Bu maddeler, doğal olabilir, sentetik olabilir, yasal olabilir ya da yasal
olmayabilir.
Yukarıda yeralan maddelerin bir kısmı doğal maddelerdir. Örneğin morfin, kokain, esrar doğada bulunan maddelerdir. Bu maddeler bazı işlemlerden geçirilerek yeni başka maddeler elde edilmektedir. Buna örnek olarak eroin verilebilir. Kimi maddeler ise tamamen laboratuarlarda üretilir. Buna örnek olarak ise ecstasy vb verilebilir.
Bağımlılık yapıcı maddelerin hepsi yasal olmayan maddeler değildir. Bunların bir kısmı yasal olarak eczanelerde bulunabilen, hekim tarafından reçete edilen ilaçlardır. Bunlar halen tıpta ilaç olarak kullanılmaktadır. Hekim tavsiyesi ile, belli doz ve sürelerde kullanıldığı takdirde bağımlılık yapma olasılıkları düşüktür. Ancak bu ilaçlar kontrol dışı, uzun süreli ve yüksek dozlarda kullanıldığı takdirde bağımlılık oluşturur. Bu nedenle bu tür ilaçların kontrolüne ilişkin çeşitli yasal düzenlemeler yapılmıştır.
Maddelerin etkileri alınan miktara göre değişkenlik gösterebilmektedir. Alınan miktar arttıkça sağlanan etki artmamakta ve bir plato çizmektedir. Bu durum aşağıdaki şekilde gösterilmiştir. Bu nedenle kişi bir süre sonra giderek kullandığı madde miktarını artırmaktadır.
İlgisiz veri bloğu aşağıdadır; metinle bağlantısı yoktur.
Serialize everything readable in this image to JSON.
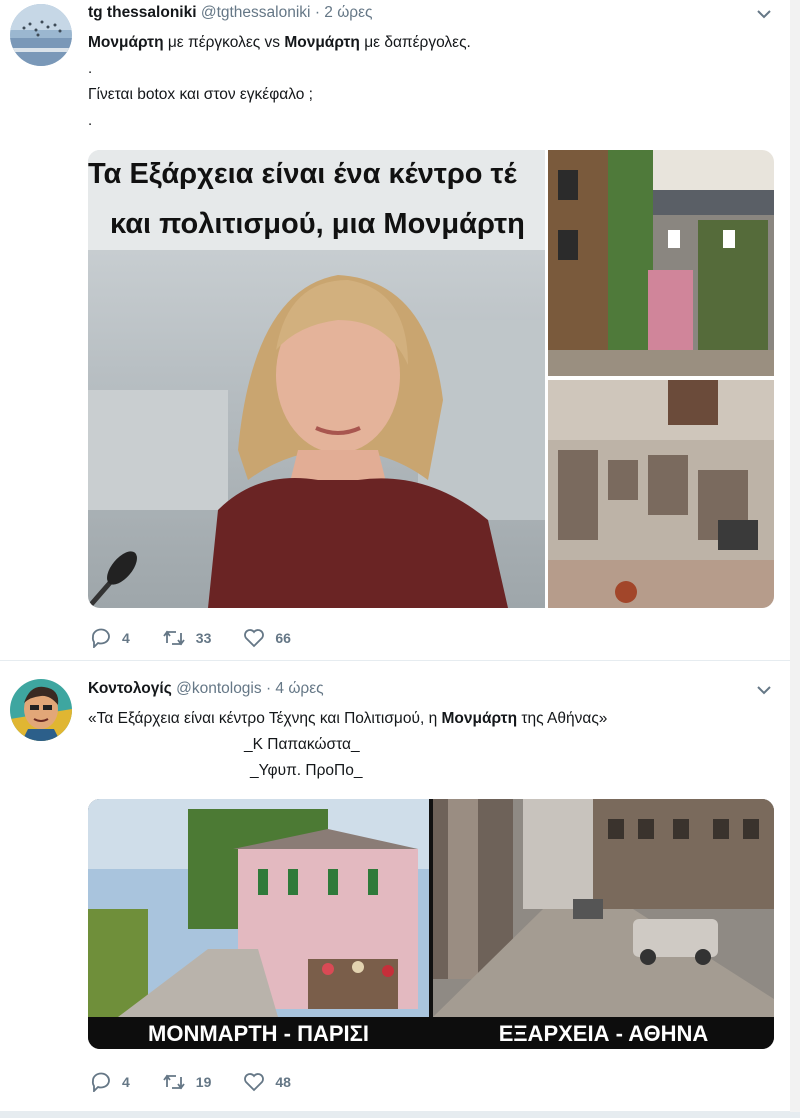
{
  "tweets": [
    {
      "author": "tg thessaloniki",
      "handle": "@tgthessaloniki",
      "time": "· 2 ώρες",
      "line1_bold_a": "Μονμάρτη",
      "line1_mid": " με πέργκολες vs ",
      "line1_bold_b": "Μονμάρτη",
      "line1_end": " με δαπέργολες.",
      "dot1": ".",
      "line2": "Γίνεται botox και στον εγκέφαλο ;",
      "dot2": ".",
      "image_caption_1": "Τα Εξάρχεια είναι ένα κέντρο τέ",
      "image_caption_2": "και πολιτισμού, μια Μονμάρτη",
      "replies": "4",
      "retweets": "33",
      "likes": "66"
    },
    {
      "author": "Κοντολογίς",
      "handle": "@kontologis",
      "time": "· 4 ώρες",
      "line1_start": "«Τα Εξάρχεια είναι κέντρο Τέχνης και Πολιτισμού, η ",
      "line1_bold": "Μονμάρτη",
      "line1_end": " της Αθήνας»",
      "line2": "_Κ Παπακώστα_",
      "line3": "_Υφυπ. ΠροΠο_",
      "caption_left": "ΜΟΝΜΑΡΤΗ - ΠΑΡΙΣΙ",
      "caption_right": "ΕΞΑΡΧΕΙΑ - ΑΘΗΝΑ",
      "replies": "4",
      "retweets": "19",
      "likes": "48"
    }
  ],
  "icons": {
    "reply": "reply-icon",
    "retweet": "retweet-icon",
    "like": "heart-icon",
    "more": "chevron-down-icon"
  },
  "colors": {
    "secondary_text": "#657786",
    "divider": "#e6ecf0"
  }
}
Maddelerin kullanım yolları da farklılık göstermektedir. Kullanım yolu etkinliği de belirlemektedir. Yutma yoluyla maddenin alındığı taktirde etki geç başlamakta ve düşük olmaktadır. İnhalasyon yoluyla alındığında ise etki çok çabuk başlamakta, yüksek olmakta ancak etki çabuk azalmaktadır. Bu durum aşağıdaki şekilde gösterilmiştir. Hızlı etkileyen maddelerin etkisi süresi de genelde kısa olmaktadır. Hızlı etkileyen maddelerin bağımlılık potansiyeli de genelde daha yüksektir.